Per accedere alle prestazioni di lavoro occasionali, utilizzatori e prestatori effettuano la registrazione, anche tramite un intermediario (L. 12/79), all'interno di un'apposita «piattaforma informatica INPS», che supporta le operazioni di erogazione e di accreditamento dei compensi e di valorizzazione della posizione contributiva dei prestatori attraverso un sistema di pagamento elettronico.

Per attivare il contratto di prestazione occasionale l’utilizzatore versa, attraverso la piattaforma informatica INPS, le somme utilizzabili per compensare le prestazioni.

Almeno entro un'ora prima dell'inizio della prestazione, l’utilizzatore deve trasmettere, attraverso la piattaforma informatica o tramite i servizi di contact center dell'INPS, una dichiarazione contenente, tra l'altro, le seguenti informazioni:

- dati anagrafici e identificativi del prestatore;

- luogo di svolgimento della prestazione;

- oggetto della prestazione;

- data e ora di inizio e di termine della prestazione;

- compenso pattuito per la prestazione, in misura almeno pari a € 36, per prestazioni di durata fino a 4 ore continuative nell'arco della giornata.

Il prestatore riceve contestuale notifica della dichiarazione con SMS o messaggio di posta elettronica.

L'INPS provvede, nel limite delle somme previamente acquisite a tale scopo dagli utilizzatori, al pagamento del compenso al prestatore il giorno 15 del mese successivo con:

- accredito su conto corrente bancario (risultante sull'anagrafica del prestatore); oppure in mancanza della registrazione del conto corrente bancario,

- bonifico bancario domiciliato pagabile presso gli uffici della società Poste italiane Spa.

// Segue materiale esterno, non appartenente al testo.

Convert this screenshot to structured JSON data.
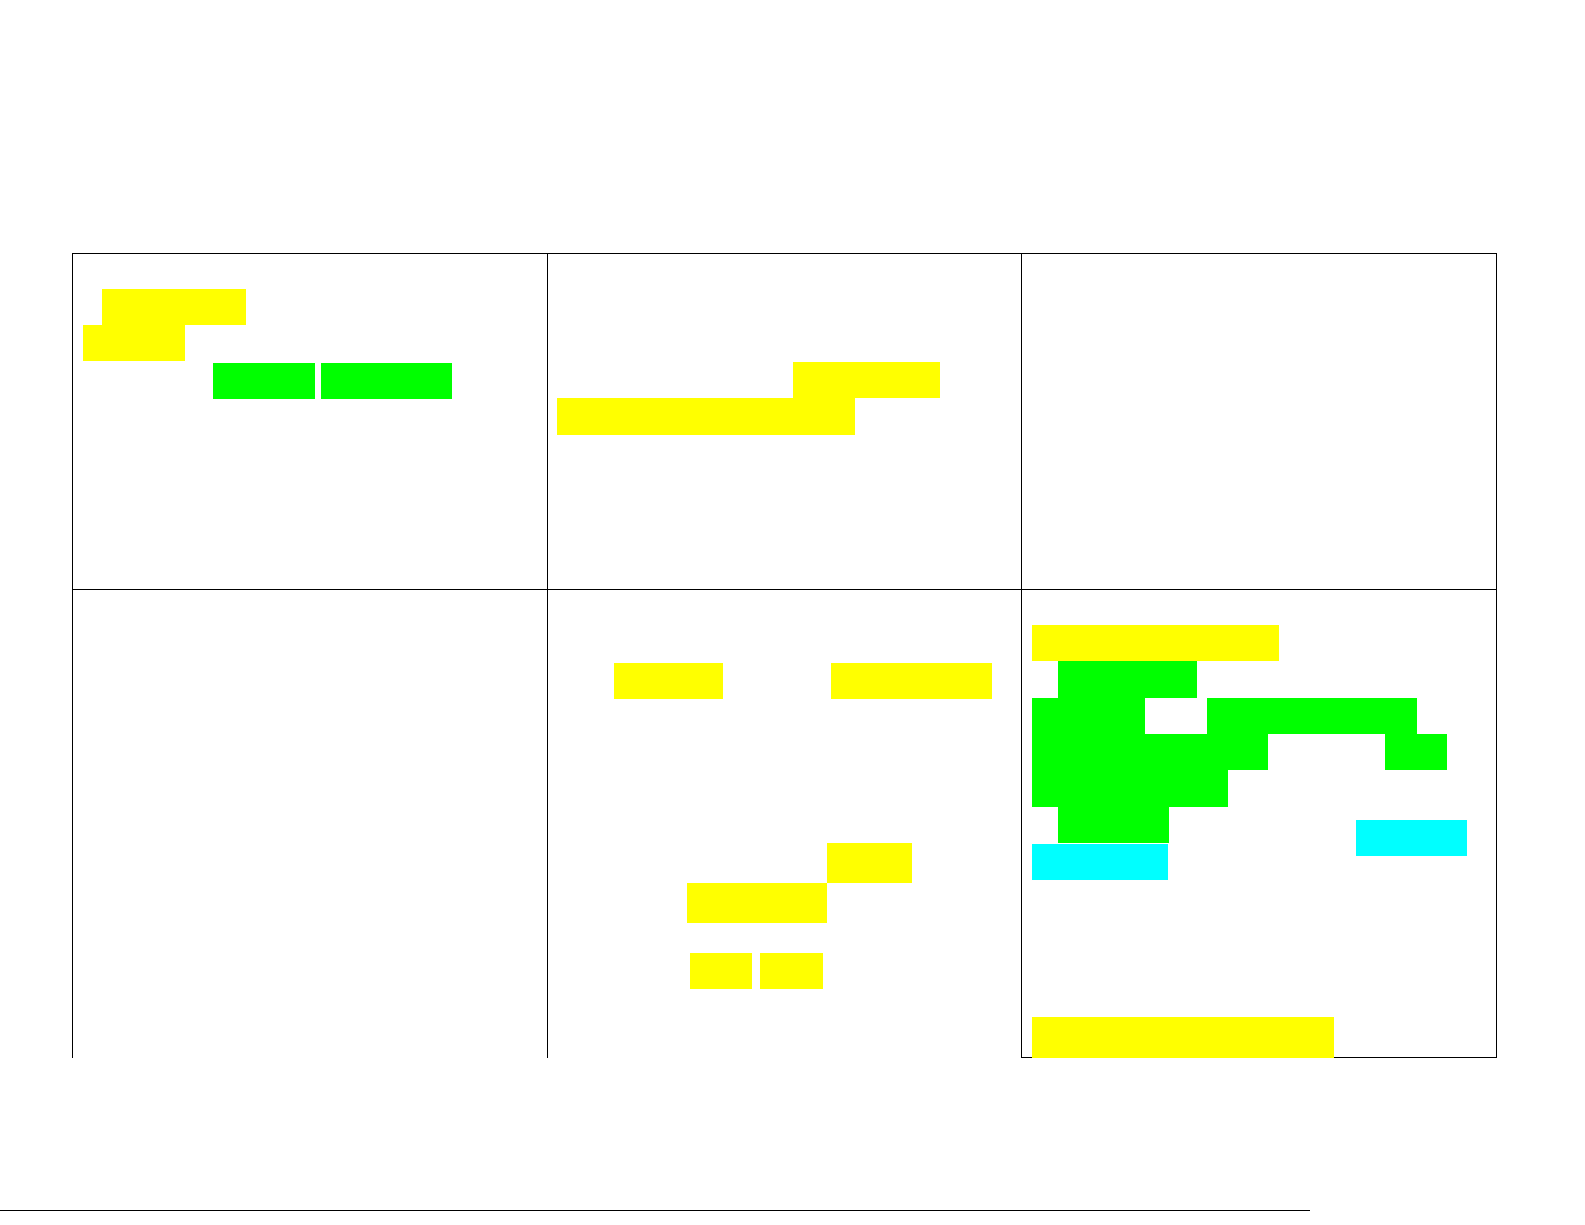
{
  "document": {
    "highlight_colors": {
      "yellow": "#ffff00",
      "green": "#00ff00",
      "cyan": "#00ffff"
    },
    "table": {
      "columns": 3,
      "rows": 2,
      "cells": [
        {
          "highlights": [
            "yellow",
            "yellow",
            "green",
            "green"
          ]
        },
        {
          "highlights": [
            "yellow",
            "yellow"
          ]
        },
        {
          "highlights": []
        },
        {
          "highlights": []
        },
        {
          "highlights": [
            "yellow",
            "yellow",
            "yellow",
            "yellow",
            "yellow",
            "yellow"
          ]
        },
        {
          "highlights": [
            "yellow",
            "green",
            "green",
            "green",
            "green",
            "green",
            "green",
            "green",
            "cyan",
            "cyan",
            "yellow"
          ]
        }
      ]
    }
  }
}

Gli oneri di pagamento del bonifico sono a carico del prestatore.

1) Se la prestazione non ha luogo, l'utilizzatore provvede - entro i 3 giorni successivi al giorno programmato di svolgimento della prestazione - alla revoca della dichiarazione trasmessa all'INPS attraverso la piattaforma o il contact center INPS.

In mancanza di revoca, l'INPS provvede comunque al pagamento delle prestazioni e all'accredito dei contributi e dei premi.

2) Attraverso la piattaforma, l'INPS provvede all'accreditamento dei contributi previdenziali sulla posizione contributiva del prestatore e al trasferimento all'INAIL, il 30 giugno e il 31 dicembre di ciascun anno, dei premi per l'assicurazione contro gli infortuni sul lavoro e le malattie professionali, nonché dei dati relativi alle prestazioni di lavoro occasionale del periodo rendicontato.